Что тут говорить: Энекин был первым. За несколько лет он стал одним из героев войны. Орден развивал своего рыцаря, обеспечивая тылы, давал ему проявлять себя и закрывал глаза на многочисленные нарушения, отступление от правил, регламента, поощрял инициативу. И Энекин рос. Постепенно, набирая силу, он стал не без основания считаться одним из самых талантливых падаванов. Не зря же его так рано произвели в рыцари. Но внезапно, пару лет назад, Скайуокер словно замер в своем развитии. И бывший учитель никак не мог понять, что же его притормозило. Он придумывал тысячу причин, удивляясь метаморфозе, случившейся с учеником, который вдруг шагнул без видимой причины назад, в вечные вторые. Стал выжидать, а не действовать.
Теперь Кеноби не удивлялся.
Шок сменился горьким сожалением: так вот ради чего Энекин отказался от своего потенциала.
Ради семьи.
А ведь он мог стать самым лучшим. Но вместо продолжения развития он, как и миллиарды обычных пустых людей, нырнул в водоворот рутинных забот, не выходящих за рамки семейных проблем и карьеры. То, чем любят заниматься люди, называя настоящей жизнью, бессмысленно бегая по кругу, не понимая, зачем они живут и отчего страдают.
Это однозначно регресс. Падение. И частично виноват в этом – Оби-Ван. Он заметил влюбленность, но не отреагировал.
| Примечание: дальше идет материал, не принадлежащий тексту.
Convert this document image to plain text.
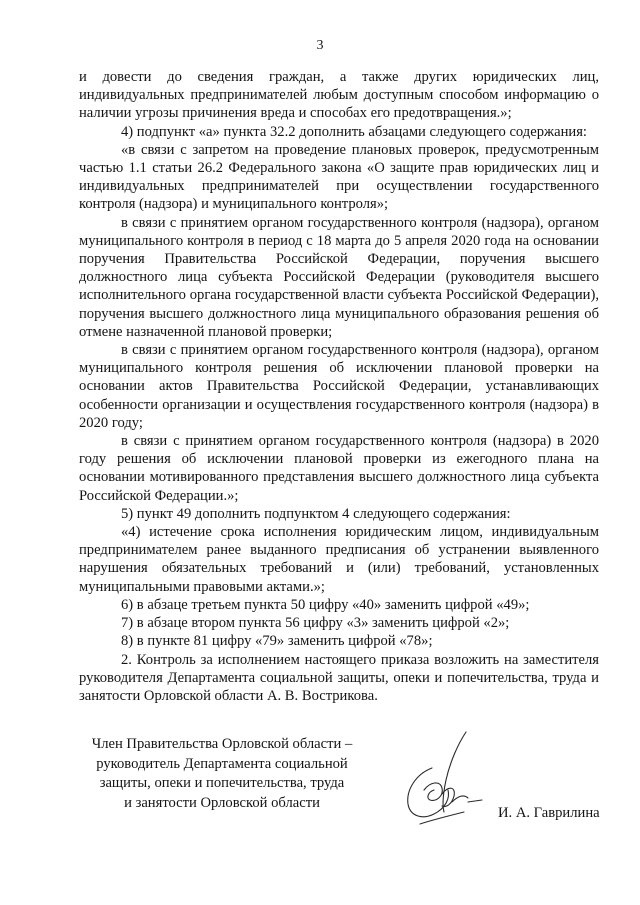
3

и довести до сведения граждан, а также других юридических лиц, индивидуальных предпринимателей любым доступным способом информацию о наличии угрозы причинения вреда и способах его предотвращения.»;

4) подпункт «а» пункта 32.2 дополнить абзацами следующего содержания:

«в связи с запретом на проведение плановых проверок, предусмотренным частью 1.1 статьи 26.2 Федерального закона «О защите прав юридических лиц и индивидуальных предпринимателей при осуществлении государственного контроля (надзора) и муниципального контроля»;

в связи с принятием органом государственного контроля (надзора), органом муниципального контроля в период с 18 марта до 5 апреля 2020 года на основании поручения Правительства Российской Федерации, поручения высшего должностного лица субъекта Российской Федерации (руководителя высшего исполнительного органа государственной власти субъекта Российской Федерации), поручения высшего должностного лица муниципального образования решения об отмене назначенной плановой проверки;

в связи с принятием органом государственного контроля (надзора), органом муниципального контроля решения об исключении плановой проверки на основании актов Правительства Российской Федерации, устанавливающих особенности организации и осуществления государственного контроля (надзора) в 2020 году;

в связи с принятием органом государственного контроля (надзора) в 2020 году решения об исключении плановой проверки из ежегодного плана на основании мотивированного представления высшего должностного лица субъекта Российской Федерации.»;

5) пункт 49 дополнить подпунктом 4 следующего содержания:

«4) истечение срока исполнения юридическим лицом, индивидуальным предпринимателем ранее выданного предписания об устранении выявленного нарушения обязательных требований и (или) требований, установленных муниципальными правовыми актами.»;

6) в абзаце третьем пункта 50 цифру «40» заменить цифрой «49»;

7) в абзаце втором пункта 56 цифру «3» заменить цифрой «2»;

8) в пункте 81 цифру «79» заменить цифрой «78»;

2. Контроль за исполнением настоящего приказа возложить на заместителя руководителя Департамента социальной защиты, опеки и попечительства, труда и занятости Орловской области А. В. Вострикова.

Член Правительства Орловской области –
руководитель Департамента социальной
защиты, опеки и попечительства, труда
и занятости Орловской области
И. А. Гаврилина
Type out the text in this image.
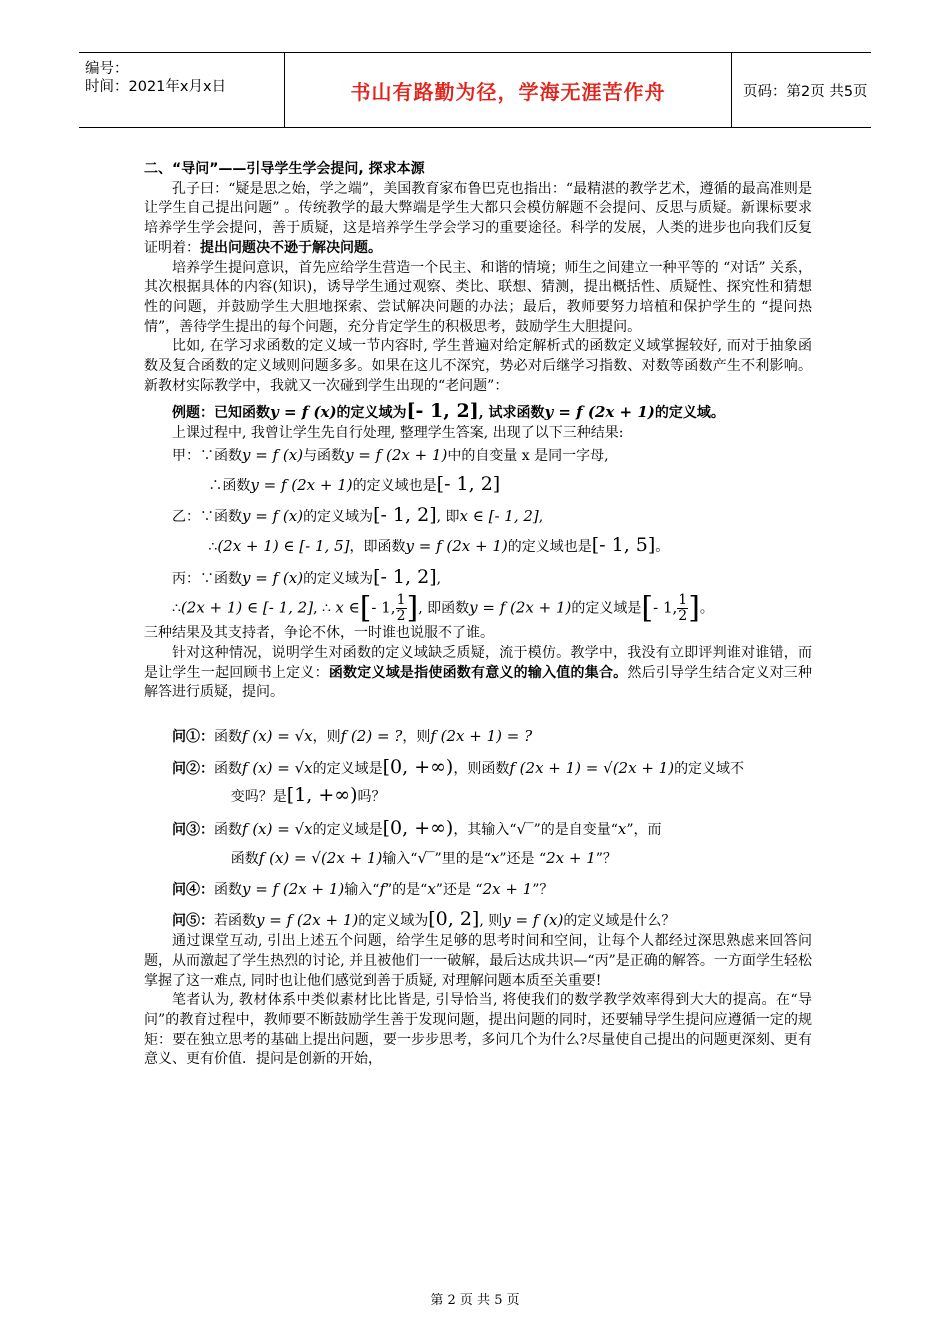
编号：
时间：2021年x月x日	书山有路勤为径，学海无涯苦作舟	页码：第2页 共5页

二、“导问”——引导学生学会提问, 探求本源

孔子曰：“疑是思之始，学之端”，美国教育家布鲁巴克也指出：“最精湛的教学艺术，遵循的最高准则是让学生自己提出问题” 。传统教学的最大弊端是学生大都只会模仿解题不会提问、反思与质疑。新课标要求培养学生学会提问，善于质疑，这是培养学生学会学习的重要途径。科学的发展，人类的进步也向我们反复证明着：提出问题决不逊于解决问题。

培养学生提问意识，首先应给学生营造一个民主、和谐的情境；师生之间建立一种平等的 “对话” 关系，其次根据具体的内容(知识)，诱导学生通过观察、类比、联想、猜测，提出概括性、质疑性、探究性和猜想性的问题，并鼓励学生大胆地探索、尝试解决问题的办法；最后，教师要努力培植和保护学生的 “提问热情”，善待学生提出的每个问题，充分肯定学生的积极思考，鼓励学生大胆提问。

比如, 在学习求函数的定义域一节内容时, 学生普遍对给定解析式的函数定义域掌握较好, 而对于抽象函数及复合函数的定义域则问题多多。如果在这儿不深究，势必对后继学习指数、对数等函数产生不利影响。新教材实际教学中，我就又一次碰到学生出现的“老问题”：

例题：已知函数y = f (x)的定义域为[- 1, 2], 试求函数y = f (2x + 1)的定义域。

上课过程中, 我曾让学生先自行处理, 整理学生答案, 出现了以下三种结果:

甲：∵函数y = f (x)与函数y = f (2x + 1)中的自变量 x 是同一字母,

∴函数y = f (2x + 1)的定义域也是[- 1, 2]

乙：∵函数y = f (x)的定义域为[- 1, 2], 即x ∈ [- 1, 2],

∴(2x + 1) ∈ [- 1, 5]，即函数y = f (2x + 1)的定义域也是[- 1, 5]。

丙：∵函数y = f (x)的定义域为[- 1, 2],

∴(2x + 1) ∈ [- 1, 2], ∴ x ∈[- 1, $\frac{1}{2}$ ], 即函数y = f (2x + 1)的定义域是[- 1, $\frac{1}{2}$ ]。

三种结果及其支持者，争论不休，一时谁也说服不了谁。

针对这种情况，说明学生对函数的定义域缺乏质疑，流于模仿。教学中，我没有立即评判谁对谁错，而是让学生一起回顾书上定义：函数定义域是指使函数有意义的输入值的集合。然后引导学生结合定义对三种解答进行质疑，提问。

问①：函数f (x) = √x，则f (2) = ?，则f (2x + 1) = ?

问②：函数f (x) = √x的定义域是[0, +∞)，则函数f (2x + 1) = √(2x + 1)的定义域不

变吗？是[1, +∞)吗？

问③：函数f (x) = √x的定义域是[0, +∞)，其输入“√‾”的是自变量“x”，而

函数f (x) = √(2x + 1)输入“√‾”里的是“x”还是 “2x + 1”？

问④：函数y = f (2x + 1)输入“f”的是“x”还是 “2x + 1”？

问⑤：若函数y = f (2x + 1)的定义域为[0, 2], 则y = f (x)的定义域是什么？

通过课堂互动, 引出上述五个问题，给学生足够的思考时间和空间，让每个人都经过深思熟虑来回答问题，从而激起了学生热烈的讨论, 并且被他们一一破解，最后达成共识—“丙”是正确的解答。一方面学生轻松掌握了这一难点, 同时也让他们感觉到善于质疑, 对理解问题本质至关重要!

笔者认为, 教材体系中类似素材比比皆是, 引导恰当, 将使我们的数学教学效率得到大大的提高。在“导问”的教育过程中，教师要不断鼓励学生善于发现问题，提出问题的同时，还要辅导学生提问应遵循一定的规矩：要在独立思考的基础上提出问题，要一步步思考，多问几个为什么?尽量使自己提出的问题更深刻、更有意义、更有价值．提问是创新的开始，

第 2 页 共 5 页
А мог бы вспомнить, что, к сожалению, Скайуокеру не так повезло, как ему. Что в отличие от Кеноби Энекин до десяти лет жил с матерью, и впитал в себя плюсы семейного болота. И вот те ценности, отложившиеся в раннем детстве, постепенно проявились. И талантливый юноша, который мог бы стать гением, забыл, что только когда нет привязанностей, только когда ты одинок – только тогда ты свободен. Любовь цепкой хваткой опутала молодого рыцаря и заставила играть в старые как мир игры. Человек в таком положении ничем не лучше представителя животного мира: только там, чтобы привлечь самку, самец должен как-то выделиться, убить или отпугнуть противника. А люди пошли дальше по части «выделения», создав: искусство, науку, турниры и соревнования. По части отпугивания – тем более! Так как убийство совершенно не вписывалось в общие ценности, то «отпугивание» заменилось социальным расслоением. Престиж, статус, деньги – вот в какие игры вынужден играть человек, будучи рабом биологической программы. А все остальное лишь следствие древних инстинктов по продолжению рода, которым так легко подчиниться. Ибо, поддавшись однажды на ощущение счастья, трудно отказаться от желания повторить это состояние, продлить и удержать. Вот так поддавшись природе, три года назад, Энекин потерял свободу.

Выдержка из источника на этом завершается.